Aloys (2016)

Director: Tobias Nölle
Writer: Tobias Nölle
Cast: Georg Friedrich, Tilde von Overbeck, Kamil Krejcí, Yufei Li, Koi Lee, Karl Friedrich
Seen on: 14.12.2017

Aloys (Georg Friedrich) is a private detective. He works with his father (Karl Friedrich). Or rather he used to as his father suddenly dies. Aloys having already been a withdrawn person who spends his time recording and watching surveillance tapes, his father’s death severs the last real human connection he has. After getting drunk one night, he wakes up on a public bus with his camera and tapes stolen. Shortly after he gets a call from a woman who blackmails him. She has his things, but she will only give them back if he tries “telephone walking” with her: she guides him on a fantasy walk with her voice over the phone.

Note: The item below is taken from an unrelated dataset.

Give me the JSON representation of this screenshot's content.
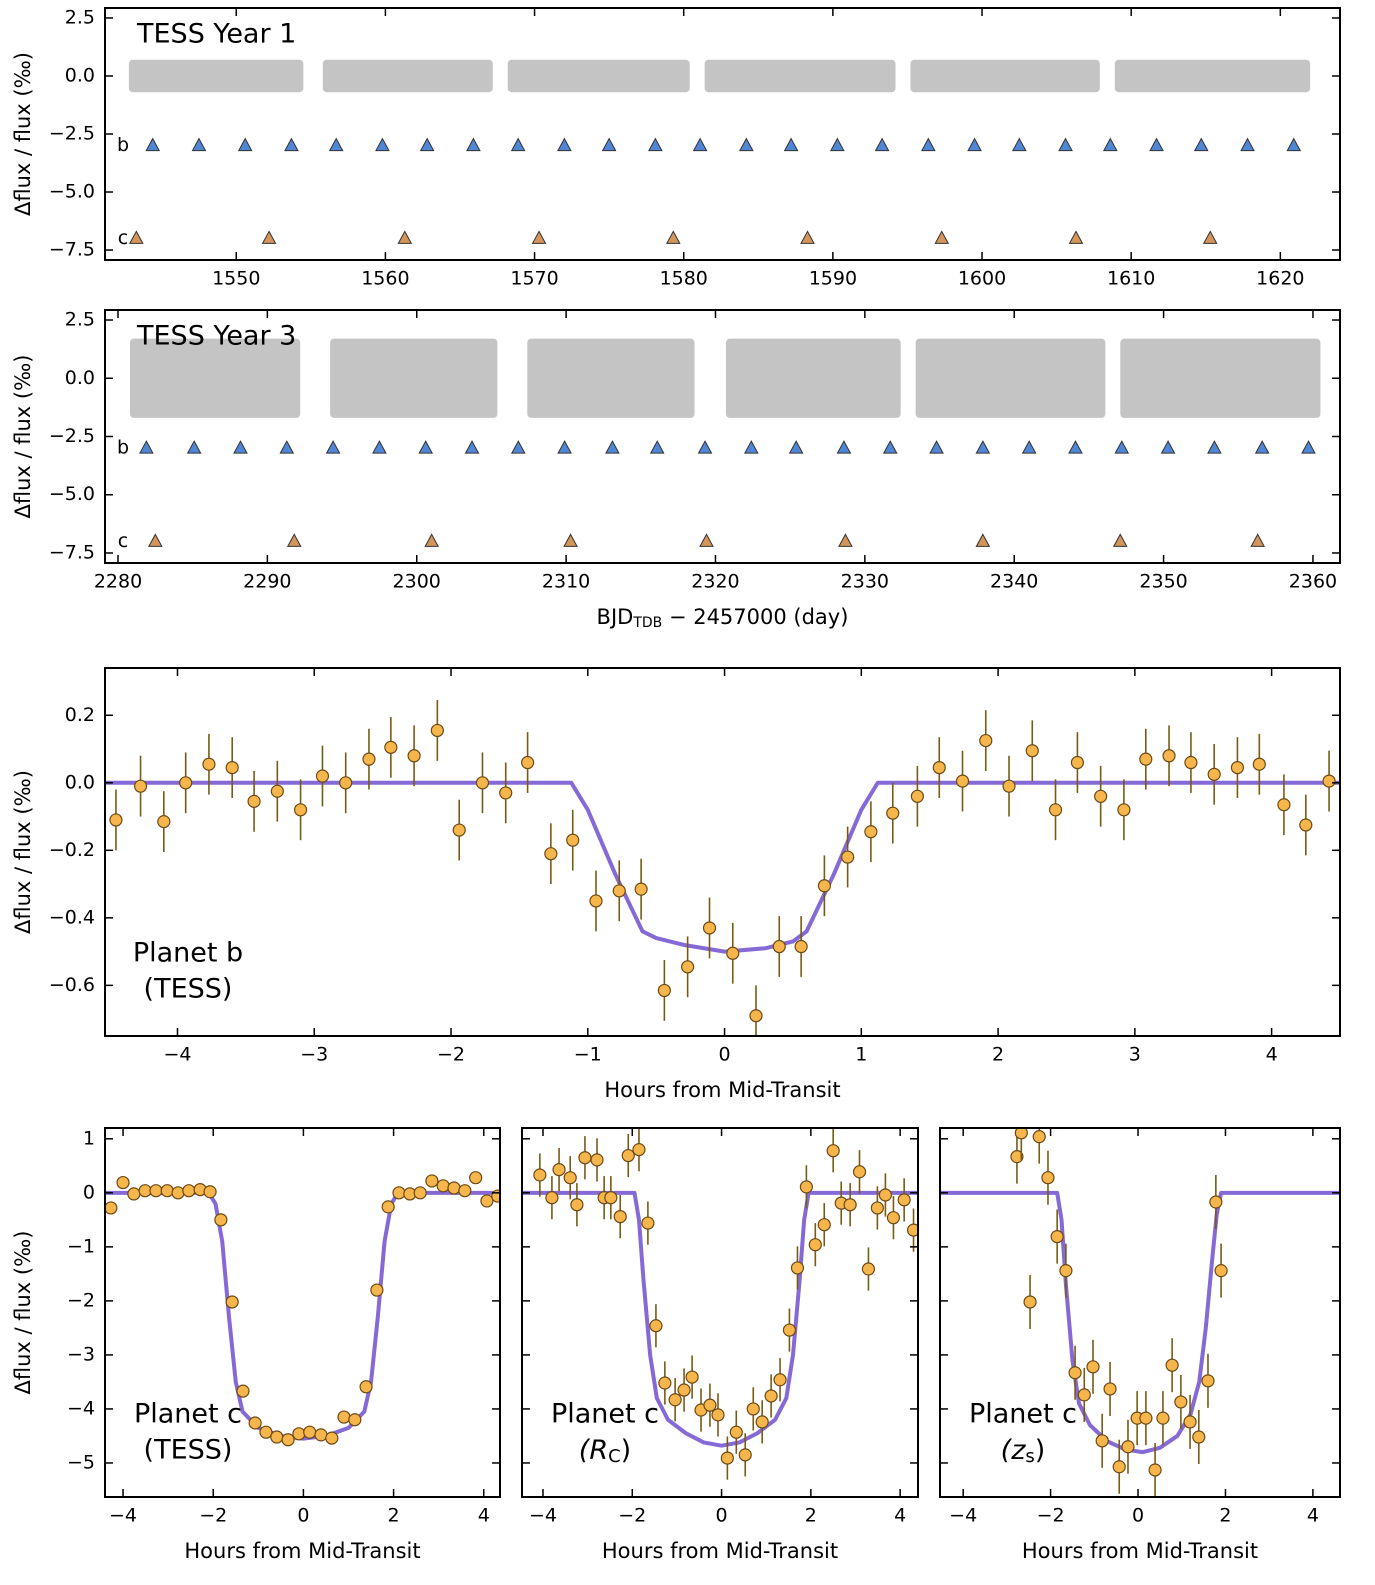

Aloys was not uninteresting but it didn’t manage to really win me over, I’m afraid. It is too slow in the beginning and I’m not sure that it realizes just how creepy Aloys actually is.

I understand that Aloys being a private detective and living a life watching other people but not interacting with them is the film being very symbolic, but you also have to think about the literal implications of the symbolism you use. And in Aloys case that means that we get a creeper as a central character, somebody who will watch surveillance tapes he recorded of unsuspecting people for fun in his home. Yeah, because he is sad and lonely and it’s a coping strategy and yada yada but that doesn’t make it any less fucked up.

And you can have fucked up protagonists in your film. They don’t need to be squeaky clean moral angels, but then we should all be aware and on the same page that it is fucked up and not just a very sad guy. And that awareness was missing for me in Aloys.

Add to that the mysterious woman – Vera (Tilde von Overbeck) – who for reasons unknown decides to save Aloys by blackmailing him. She remains flat; a slightly different take on the usual manic pixie dream girl that accompanies sad, withdrawn men in films but not a person in her own right.

The film does get better in the second half when it gets a little weirder and the fantasy elements get a little more room. But neither that fact nor Friedrich’s great performance change my central problems with the film nor the fact that it just didn’t manage to keep my interest at all times.

Summarizing: It’s not totally bad, but it’s not good either.